International Collaboration and Launch Readiness

According to the official website, NISAR reflects a significant NASA–ISRO partnership. NASA’s Jet Propulsion Laboratory (JPL) built the long-wavelength L-band radar, and India’s Space Applications Centre built the shorter-wavelength S-band radar. This dual-frequency design makes NISAR the first Earth satellite to carry two radar systems, underscoring the mission’s unique collaboration.

The spacecraft is now integrated into its launch vehicle at India’s Satish Dhawan Space Centre. On July 28 NASA announced NISAR had been encapsulated in the payload fairing of an ISRO Geosynchronous Satellite Launch Vehicle on the pad. The GSLV is scheduled to lift off at 8:10 a.m. EDT (5:40 p.m. IST) on Wednesday, July 30.

Advanced Dual-Frequency Radar

NISAR carries a novel dual-frequency radar system. The satellite’s instruments operate at L-band (25 cm) and S-band (10 cm) wavelengths. The longer L-band waves can penetrate forests and soil to sense moisture and land motion, while the shorter S-band waves pick up fine surface details like vegetation moisture and roughness. This combination lets NISAR detect both large-scale and fine-scale changes.

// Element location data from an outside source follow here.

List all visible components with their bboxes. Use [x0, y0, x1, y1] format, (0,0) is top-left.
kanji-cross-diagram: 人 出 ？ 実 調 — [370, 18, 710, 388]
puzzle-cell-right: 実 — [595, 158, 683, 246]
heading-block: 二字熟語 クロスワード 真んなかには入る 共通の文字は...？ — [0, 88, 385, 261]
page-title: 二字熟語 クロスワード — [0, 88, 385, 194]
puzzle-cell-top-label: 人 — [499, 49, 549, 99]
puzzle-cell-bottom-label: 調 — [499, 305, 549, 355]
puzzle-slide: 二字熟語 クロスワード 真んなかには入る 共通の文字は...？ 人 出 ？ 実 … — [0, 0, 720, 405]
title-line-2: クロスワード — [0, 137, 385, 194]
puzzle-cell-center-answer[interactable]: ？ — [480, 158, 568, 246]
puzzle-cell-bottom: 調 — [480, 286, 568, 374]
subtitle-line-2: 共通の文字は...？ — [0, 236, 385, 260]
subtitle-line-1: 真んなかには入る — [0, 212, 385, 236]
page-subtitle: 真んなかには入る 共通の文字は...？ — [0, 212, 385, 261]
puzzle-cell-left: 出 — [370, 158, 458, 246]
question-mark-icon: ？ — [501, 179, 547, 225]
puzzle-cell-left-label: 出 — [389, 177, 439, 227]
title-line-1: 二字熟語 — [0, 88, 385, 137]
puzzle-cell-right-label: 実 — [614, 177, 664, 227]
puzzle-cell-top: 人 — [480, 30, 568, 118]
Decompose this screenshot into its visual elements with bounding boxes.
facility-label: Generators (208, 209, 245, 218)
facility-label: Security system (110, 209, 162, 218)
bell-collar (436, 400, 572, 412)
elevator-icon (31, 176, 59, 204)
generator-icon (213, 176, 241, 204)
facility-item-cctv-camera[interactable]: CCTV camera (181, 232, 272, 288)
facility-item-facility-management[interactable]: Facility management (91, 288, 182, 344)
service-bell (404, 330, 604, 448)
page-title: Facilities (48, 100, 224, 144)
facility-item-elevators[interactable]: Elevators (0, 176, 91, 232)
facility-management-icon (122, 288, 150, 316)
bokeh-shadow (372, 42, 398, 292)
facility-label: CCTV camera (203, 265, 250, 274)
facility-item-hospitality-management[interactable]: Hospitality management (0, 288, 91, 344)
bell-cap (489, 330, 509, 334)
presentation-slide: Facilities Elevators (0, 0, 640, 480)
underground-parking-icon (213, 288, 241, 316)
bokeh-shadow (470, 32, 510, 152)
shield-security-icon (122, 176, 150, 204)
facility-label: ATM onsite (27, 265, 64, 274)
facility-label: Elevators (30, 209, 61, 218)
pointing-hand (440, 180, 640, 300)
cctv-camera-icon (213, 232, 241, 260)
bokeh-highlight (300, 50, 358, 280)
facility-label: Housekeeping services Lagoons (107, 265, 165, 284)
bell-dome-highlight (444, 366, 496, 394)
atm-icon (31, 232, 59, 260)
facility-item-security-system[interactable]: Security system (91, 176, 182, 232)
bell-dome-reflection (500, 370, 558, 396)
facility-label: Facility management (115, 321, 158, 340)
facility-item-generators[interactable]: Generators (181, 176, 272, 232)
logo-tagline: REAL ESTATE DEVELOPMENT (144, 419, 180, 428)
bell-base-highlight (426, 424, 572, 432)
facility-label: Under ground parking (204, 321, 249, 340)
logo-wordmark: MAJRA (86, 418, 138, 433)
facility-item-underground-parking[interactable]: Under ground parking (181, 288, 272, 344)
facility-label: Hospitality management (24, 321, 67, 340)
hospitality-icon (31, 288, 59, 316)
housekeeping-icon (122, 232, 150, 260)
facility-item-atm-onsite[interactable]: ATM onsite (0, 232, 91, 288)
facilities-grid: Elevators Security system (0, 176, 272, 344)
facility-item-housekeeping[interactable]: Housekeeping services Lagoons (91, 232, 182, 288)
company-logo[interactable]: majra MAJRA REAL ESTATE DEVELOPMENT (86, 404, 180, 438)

From orbit, NISAR will circle Earth 14 times per day, scanning nearly all land and ice surfaces twice every 12 days. Its data will track changes like the advance or retreat of polar ice sheets and slow ground shifts from earthquakes, and will also aid agriculture and disaster planning by helping monitor crops and prepare for floods and hurricanes.